Gouvernance : Covéa dans le viseur de l’ACPR

Gouvernance : Covéa dans le viseur de l’ACPR
Thierry Derez, le PDG de Covéa

EXCLUSIF Selon nos informations, le superviseur a effectué entre janvier et juillet 2019 un contrôle approfondi du groupe mutualiste.

Covéa est sommé de s’expliquer sur sa gouvernance. Selon nos informations, l’Autorité de contrôle prudentiel et de résolution (ACPR) a achevé en juillet dernier un contrôle « approfondi » du groupe mutualiste, qui réunit au sein d’un même groupe les marques MMA, MAAF et GMF.

Un premier rapport

Selon plusieurs sources concordantes, un premier rapport aurait été envoyé au début de l’été au PDG de Covéa Thierry Derez, auquel il doit réagir dans le cadre de la procédure de contrôle qui suit son cours habituel. Les premières conclusions n’ont donc pas encore été communiquées au conseil d’administration de Covéa, nous confirme une source proche du dossier. Ce contrôle a été déclenché en janvier dernier, alors même que Covéa se trouvait sous le feu des projecteurs au sein de ladite « affaire SCOR vs Covéa ». Le mutualiste a, en effet, annoncé à la presse il y a tout juste un an avoir tenté de racheter le réassureur dont il est aujourd’hui le premier actionnaire. Un feuilleton financier qui a, ensuite, pris des allures judiciaires lorsque le PDG de Scor, Denis Kessler, a assigné Thierry Derez et Covéa devant le tribunal correctionnel de Paris pour abus de confiance et recel d’abus de confiance.

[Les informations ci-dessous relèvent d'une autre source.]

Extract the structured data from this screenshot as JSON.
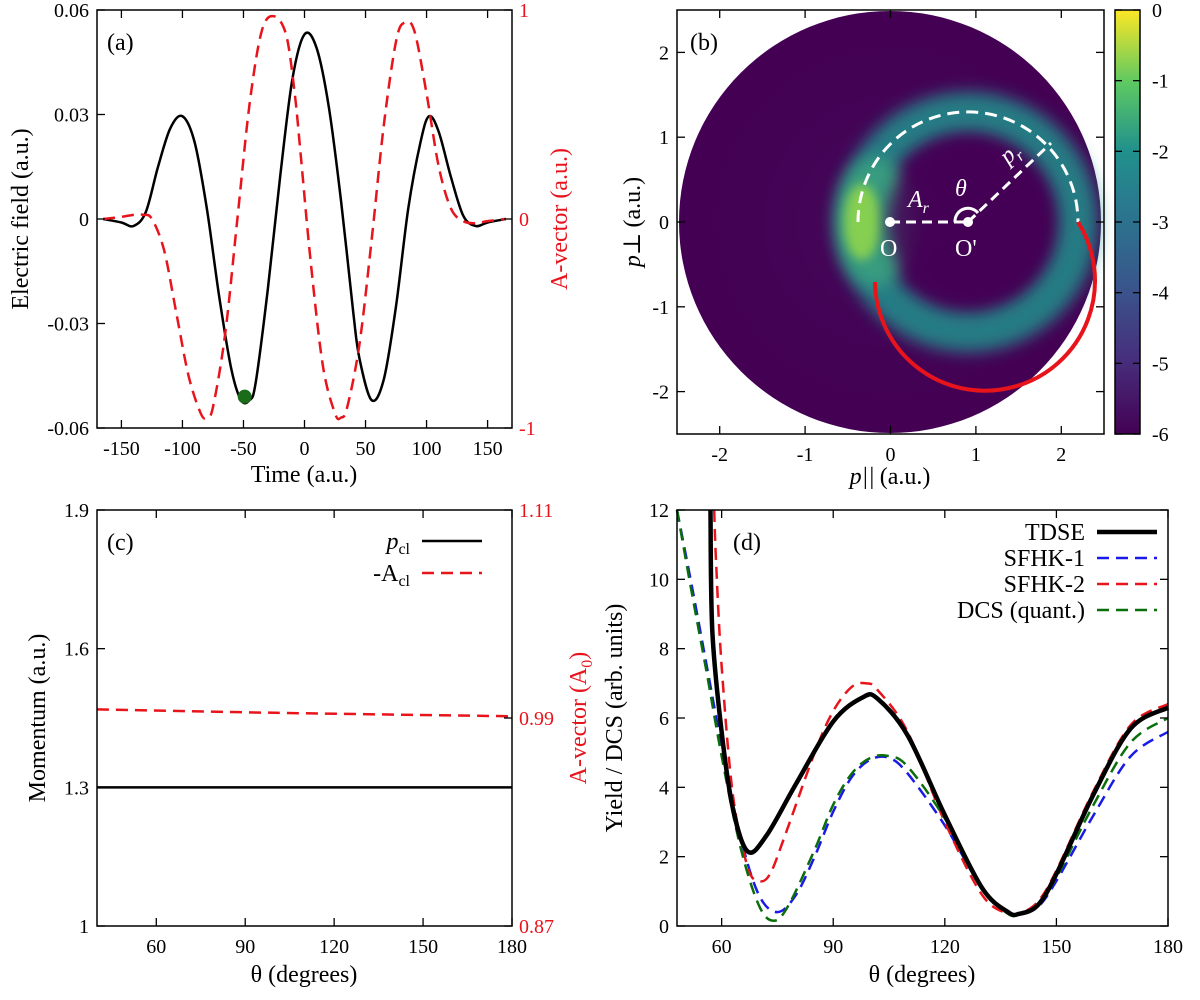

Cette affaire a-t-elle attiré l’attention du superviseur sur la gouvernance de Covéa, certains détracteurs dénonçant alors son « opacité »? Officiellement, non. « L’ACPR a exercé ce contrôle dans le cadre de sa mission de contrôle permanent du secteur. Covéa n’avait pas été contrôlé depuis longtemps », affirme une source proche du groupe mutualiste. Le contexte de concentration à l’œuvre dans le monde mutualiste – AG2R La Mondiale et Matmut ayant alors annoncé leur mariage – aurait-il également pu décider l’ACPR à faire un tour d’horizon des poids lourds du secteur ?

Concentration des pouvoirs

Les grands principes de Solvabilité 2 en matière de gouvernance sont connus : disposer de « quatre yeux », c’est-à-dire d’au moins deux dirigeants effectifs (chez Covéa, ils sont trois : le PDG Thierry Derez, la directrice financière Maud Petit et le directeur des « coopérations humaines » Amaury de Hauteclocque) et disposer de quatre fonctions clefs (actuarielle, audit, conformité, gestion des risques), tous devant répondre aux exigences du « fit and proper » (c’est-à-dire la compétence et l’honorabilité).

Que reproche donc l’ACPR au groupe Covéa ? « Le contrôle a pour but de vérifier si le système de prise de décision chez Covéa permet de préserver l’intérêt des sociétaires. Dans le monde mutualiste, Covéa a ouvert une voie jamais explorée auparavant en créant un système de coopération entre plusieurs mutuelles d’assurance. Le groupe a dû se montrer inventif, sur le statut social commun par exemple : Covéa sera toujours sous le feu des projecteurs. Il a fallu constituer un groupe prudentiel, une SGAM, donc instaurer une autorité unique, mais en même temps on demande à Covéa d’éviter une trop grande concentration des pouvoirs et de conserver une démocratie ouverte en son sein », analyse une source proche du mutualiste.